Matariki et l’hiver néo-zélandais
Une note pratique : Matariki tombe en hiver néo-zélandais — juin/juillet — qui est la basse saison pour la plupart des activités de plein air et la période la plus calme pour le tourisme. Cela crée une opportunité pour les visiteurs :
Coûts réduits : L’hébergement, les tours et les vols intérieurs sont généralement 20 à 40 % moins chers en juillet qu’en janvier. Queenstown est une exception notable (la saison de ski fait monter les prix de juillet), mais la plupart des autres destinations offrent une valeur réelle.
Moins de monde : Les sites culturels majeurs (Waitangi, Te Puia, Musée d’Auckland) sont nettement moins fréquentés en hiver. Les expériences culturelles à Rotorua ont des temps d’attente plus courts et des tailles de groupe plus intimes.
Paysage hivernal : L’île du Sud en hiver — neige sur les Remarkables et les chaînes de Kaikoura, lumière hivernale claire sur les plaines de Canterbury, matins givrés dans le Central Otago — est d’une beauté frappante que le paysage estival n’a pas.
Événements Matariki : Chaque grande ville accueille des événements publics de Matariki en 2026 (10 juillet et les jours environnants).
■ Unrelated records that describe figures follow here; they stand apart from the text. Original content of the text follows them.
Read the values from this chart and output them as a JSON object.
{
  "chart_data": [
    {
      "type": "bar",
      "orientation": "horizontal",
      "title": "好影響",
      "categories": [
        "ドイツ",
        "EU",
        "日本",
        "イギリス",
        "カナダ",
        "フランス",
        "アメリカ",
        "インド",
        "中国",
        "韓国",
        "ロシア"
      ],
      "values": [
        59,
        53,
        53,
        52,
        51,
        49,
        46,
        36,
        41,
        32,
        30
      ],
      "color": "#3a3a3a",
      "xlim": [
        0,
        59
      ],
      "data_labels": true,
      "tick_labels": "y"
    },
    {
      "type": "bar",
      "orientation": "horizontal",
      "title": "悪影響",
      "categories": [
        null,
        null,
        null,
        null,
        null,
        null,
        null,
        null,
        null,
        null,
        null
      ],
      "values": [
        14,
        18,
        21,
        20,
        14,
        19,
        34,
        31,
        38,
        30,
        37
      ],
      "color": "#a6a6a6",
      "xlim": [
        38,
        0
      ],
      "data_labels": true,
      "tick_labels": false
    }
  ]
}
Le front de mer d’Auckland, Te Papa à Wellington, Te Puia à Rotorua et les marae régionaux organisent tous des programmes qui valent la peine d’être consultés.
Termes en te reo Maori pour Matariki
- Matariki — l’amas d’étoiles (Pléiades) ; la saison ; le festival
- Hiwa-i-te-rangi — l’étoile des vœux ; étoile des aspirations
- Pōhutukawa — l’étoile ancestrale ; étoile des morts
- Karakia — prière/incantation ; discours rituel qui ouvre et ferme les cérémonies
- Waiata — chant ; en particulier les chants traditionnels chantés lors des rassemblements
- Poipoi — observation des étoiles ; regarder les étoiles
- Kōrero tūpuna — histoires ancestrales ; récits oraux
- Hī ika — pêche ; traditionnellement la première pêche de la nouvelle année a lieu à Matariki
- Māra — jardin ; la plantation de nouvelles cultures est associée à la saison
- Tatai arorangi — astronomie maorie ; le système de connaissance pour lire le calendrier céleste
Questions fréquentes
Matariki est-il un jour férié pour tous les habitants de Nouvelle-Zélande ?
Oui. Le jour férié de Matariki (promulgué par la loi Te Kāhui o Matariki Public Holiday Act 2022) s’applique à tous les Néo-Zélandais. Ce n’est pas un jour férié réservé aux Maori — c’est un jour férié national qui se fonde sur la tradition culturelle maorie.
Les touristes peuvent-ils participer aux événements de Matariki ?
La plupart des événements publics de Matariki accueillent les visiteurs. Les événements communautaires au marae peuvent être sur invitation — suivez les orientations locales. Les grands festivals publics d’Auckland, Wellington et Christchurch sont explicitement ouverts à tous.
Pourquoi la date de Matariki change-t-elle chaque année ?
La date est fixée par observation astronomique réelle du lever héliaque des Pléiades (première apparition avant l’aube au-dessus de l’horizon après une période d’invisibilité). Cet événement se déplace de quelques jours chaque année dans la fenêtre de fin juin à mi-juillet. Le groupe consultatif Matariki nommé par le gouvernement confirme la date chaque année.
Les Pléiades (Matariki) sont-elles visibles à l’œil nu ?
Oui — clairement dans les zones de ciel sombre de Nouvelle-Zélande, et faiblement même depuis les banlieues. L’amas apparaît comme un petit groupe d’étoiles légèrement flou dans le ciel nord-est avant l’aube en juin-juillet. La plupart des gens peuvent voir 5 à 7 étoiles sans aide optique sous des ciels sombres ; l’amas complet compte plus de 1 000 étoiles.
Quel est le meilleur événement unique de Matariki pour un visiteur ?
Pour la profondeur culturelle : une cérémonie avant l’aube dans un marae dans la région de Rotorua ou de la Bay of Islands (si accessible via un opérateur de tour ou une connexion locale). Pour l’accessibilité publique : le festival de Matariki sur le front de mer d’Auckland (grand événement lumineux et de performance). Pour l’observation pure des étoiles : le programme de Matariki de Lake Tekapo à l’observatoire Mt John.